As I said, nominally, we are making some progress in education. In 2013, the total number of those who registered for the Basic Education Certificate Examination was 391,079 that had been trained in 11,778 schools. That included 209,381 boys and 181,689 girls. A year later, it shot up to 422,946: 223,765 males; 199,181 females. In 2015, those who wrote were 438,030: 229,724 males and 208,306 females. Last year, the aggregate was 460,929: 239,889 was the number of males; 221,040 females.

2017 BECE Results

This week, the media reported 468,053 as the total number of candidates, which included 241,148 males; 226,905 females. From a 2013 figure of 11,778, the participating schools had shot up, this year, to 15,185 writing at 1,702 centres. A phenomenon that was rare at the inception of independence – examination malpractices – keeps gaining notoriety such that, this year, as many as 1,298 candidates’ results were cancelled.

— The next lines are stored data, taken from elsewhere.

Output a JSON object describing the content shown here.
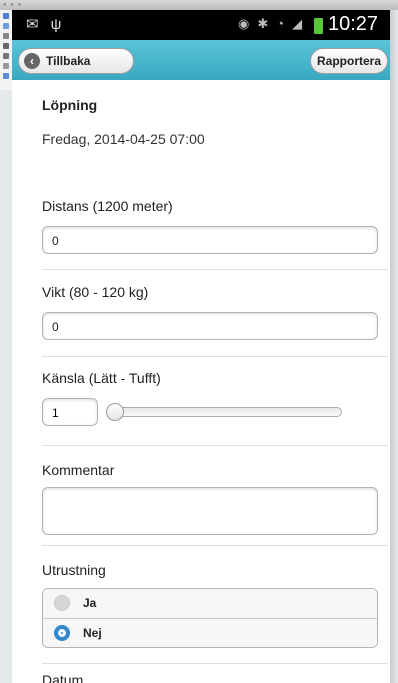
{
  "header": {
    "back_label": "Tillbaka",
    "report_label": "Rapportera"
  },
  "statusbar": {
    "time": "10:27"
  },
  "info": {
    "activity": "Löpning",
    "datetime": "Fredag, 2014-04-25 07:00"
  },
  "form": {
    "distance": {
      "label": "Distans (1200 meter)",
      "value": "0"
    },
    "weight": {
      "label": "Vikt (80 - 120 kg)",
      "value": "0"
    },
    "feeling": {
      "label": "Känsla (Lätt - Tufft)",
      "value": "1"
    },
    "comment": {
      "label": "Kommentar",
      "value": ""
    },
    "equipment": {
      "label": "Utrustning",
      "options": [
        {
          "label": "Ja",
          "selected": false
        },
        {
          "label": "Nej",
          "selected": true
        }
      ]
    },
    "date": {
      "label": "Datum"
    }
  },
  "colors": {
    "header": "#44b0c8",
    "radio_selected": "#3388cc"
  }
}
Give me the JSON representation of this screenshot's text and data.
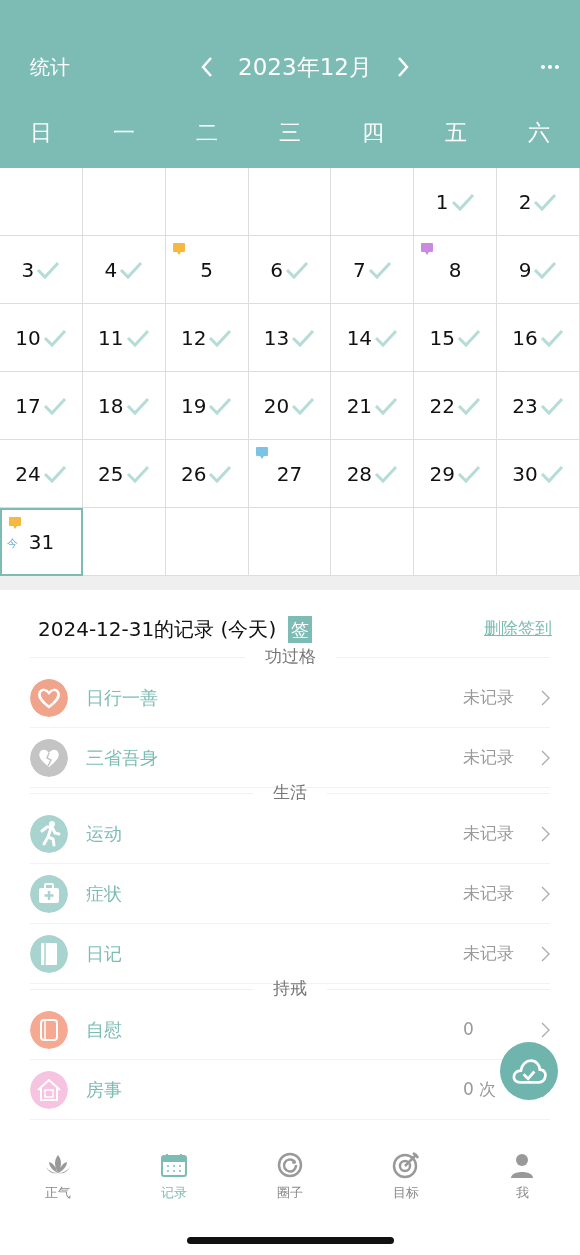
{
  "header": {
    "left": "统计",
    "month": "2023年12月"
  },
  "weekdays": [
    "日",
    "一",
    "二",
    "三",
    "四",
    "五",
    "六"
  ],
  "weeks": [
    [
      {
        "kind": "blank"
      },
      {
        "kind": "blank"
      },
      {
        "kind": "blank"
      },
      {
        "kind": "blank"
      },
      {
        "kind": "blank"
      },
      {
        "kind": "day",
        "day": "1",
        "checked": true
      },
      {
        "kind": "day",
        "day": "2",
        "checked": true
      }
    ],
    [
      {
        "kind": "day",
        "day": "3",
        "checked": true
      },
      {
        "kind": "day",
        "day": "4",
        "checked": true
      },
      {
        "kind": "day",
        "day": "5",
        "checked": false,
        "color": "#f5b942"
      },
      {
        "kind": "day",
        "day": "6",
        "checked": true
      },
      {
        "kind": "day",
        "day": "7",
        "checked": true
      },
      {
        "kind": "day",
        "day": "8",
        "checked": false,
        "color": "#c98be0"
      },
      {
        "kind": "day",
        "day": "9",
        "checked": true
      }
    ],
    [
      {
        "kind": "day",
        "day": "10",
        "checked": true
      },
      {
        "kind": "day",
        "day": "11",
        "checked": true
      },
      {
        "kind": "day",
        "day": "12",
        "checked": true
      },
      {
        "kind": "day",
        "day": "13",
        "checked": true
      },
      {
        "kind": "day",
        "day": "14",
        "checked": true
      },
      {
        "kind": "day",
        "day": "15",
        "checked": true
      },
      {
        "kind": "day",
        "day": "16",
        "checked": true
      }
    ],
    [
      {
        "kind": "day",
        "day": "17",
        "checked": true
      },
      {
        "kind": "day",
        "day": "18",
        "checked": true
      },
      {
        "kind": "day",
        "day": "19",
        "checked": true
      },
      {
        "kind": "day",
        "day": "20",
        "checked": true
      },
      {
        "kind": "day",
        "day": "21",
        "checked": true
      },
      {
        "kind": "day",
        "day": "22",
        "checked": true
      },
      {
        "kind": "day",
        "day": "23",
        "checked": true
      }
    ],
    [
      {
        "kind": "day",
        "day": "24",
        "checked": true
      },
      {
        "kind": "day",
        "day": "25",
        "checked": true
      },
      {
        "kind": "day",
        "day": "26",
        "checked": true
      },
      {
        "kind": "day",
        "day": "27",
        "checked": false,
        "color": "#7cc3e8"
      },
      {
        "kind": "day",
        "day": "28",
        "checked": true
      },
      {
        "kind": "day",
        "day": "29",
        "checked": true
      },
      {
        "kind": "day",
        "day": "30",
        "checked": true
      }
    ],
    [
      {
        "kind": "day",
        "day": "31",
        "checked": false,
        "color": "#f5b942",
        "selected": true,
        "today_label": "今"
      },
      {
        "kind": "blank"
      },
      {
        "kind": "blank"
      },
      {
        "kind": "blank"
      },
      {
        "kind": "blank"
      },
      {
        "kind": "blank"
      },
      {
        "kind": "blank"
      }
    ]
  ],
  "record": {
    "title": "2024-12-31的记录 (今天)",
    "badge": "签",
    "action": "删除签到"
  },
  "sections": [
    {
      "title": "功过格",
      "items": [
        {
          "color": "#f0a48c",
          "label": "日行一善",
          "value": "未记录"
        },
        {
          "color": "#c4c4c4",
          "label": "三省吾身",
          "value": "未记录"
        }
      ]
    },
    {
      "title": "生活",
      "items": [
        {
          "color": "#a8d3ce",
          "label": "运动",
          "value": "未记录"
        },
        {
          "color": "#a8d3ce",
          "label": "症状",
          "value": "未记录"
        },
        {
          "color": "#a8d3ce",
          "label": "日记",
          "value": "未记录"
        }
      ]
    },
    {
      "title": "持戒",
      "items": [
        {
          "color": "#f5a892",
          "label": "自慰",
          "value": "0"
        },
        {
          "color": "#f6c4e0",
          "label": "房事",
          "value": "0 次"
        }
      ]
    }
  ],
  "tabs": [
    {
      "label": "正气",
      "selected": false
    },
    {
      "label": "记录",
      "selected": true
    },
    {
      "label": "圈子",
      "selected": false
    },
    {
      "label": "目标",
      "selected": false
    },
    {
      "label": "我",
      "selected": false
    }
  ]
}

For want of time and space, I can’t reproduce details of all the years under review. Suffice it to say that, this year, 155,077 (54.06%) passed in the much-dreaded English Language. That was from A1-C6. Add those who made grade D7 and E8 who numbered 73,409 or (25.59%) and you have as high as 79.65%. Those who failed English this year were 58,351 (20.35%). That is an improvement over the grades in English in the recent past. Mathematics – another waterloo for BECE and WASSCE candidates. A1-C6=122,450 (42.73%); D7 and E8=106,024 (37%); F9=58,070 (20.27%). Integrated Science: A1-C6=125,204 (43.66%); D7-E 8=84851(29.59%); F9=76,693 (26.75%). And Social Studies: AI-C6=149,806; D7-E8=69,795; F9=67,078. Results have improved over the years. Even as the results have improved so-called, most basic education certificate holders can barely write their own names right. The second-cycle schools are a pale shadow of the schools of yore. Public universities today set objective tests, giving possible answers; an apparent lowering of the bar to allow many to pass their tests.

A new dawn

We have an opportunity of a new beginning. The Akufo-Addo Administration is trying to give meaning to an aspect of the spirit of the 1992 Constitution – making education continually free. This regime’s Free Senior High policy is a bold and good one. I humbly implore His Excellency the President to take a very serious note of the already degraded and still worsening standard of education in this country. Yes, we want expanded accessibility; no, we don’t want our boys and girls to just go through the motions in the name of free education. 2) The President, ministers at the Education Department and all duty-bearers should keep in mind that we are pursuing free second-cycle education and not free education for what we call secondary schools alone. Technical and vocational schools should be given equal attention, if not more. 3) Frivolous excuses should not be resorted to, to disqualify prospective beneficiaries to cut costs. 4) At the same time, implement no omnibus policy that automatically admits every BECE writer into the second-cycle; if they flunk their papers ten times, let them go back to write them ten times.

Indeed, it is the candid opinion of Ghana Today that second-cycle students who fail their promotional exams should be made to repeat, while the New Patriotic Party regime takes a bold step to review the number of years pupils and students spend at school – with the view to increasing them generously.

All is not lost; not all of Ghana’s education looks grim and dim. With the release of the 2017 BECE results, parents – both rich and poor – have been relieved of the hustle for monies to pay all manner of fees. Parents and guardians are being relieved of the dilemma of not getting admission for their kids and wards, with heads of school being warned against unapproved admissions. The 30% allocation for pupils from deprived areas in the big league and other schools obviously aims at equity. That books and stationary will be supplied at all times is another reassuring stuff.

But, none of these is really new; we’ve heard them over and over again. A vision without a mission would make our new leader a mere visionary. He needs to do all it takes to provide meaningful free education. The watch words – the catchphrase – should be Free Quality Second-cycle Education: FQuSE. Have a wonderful weekend.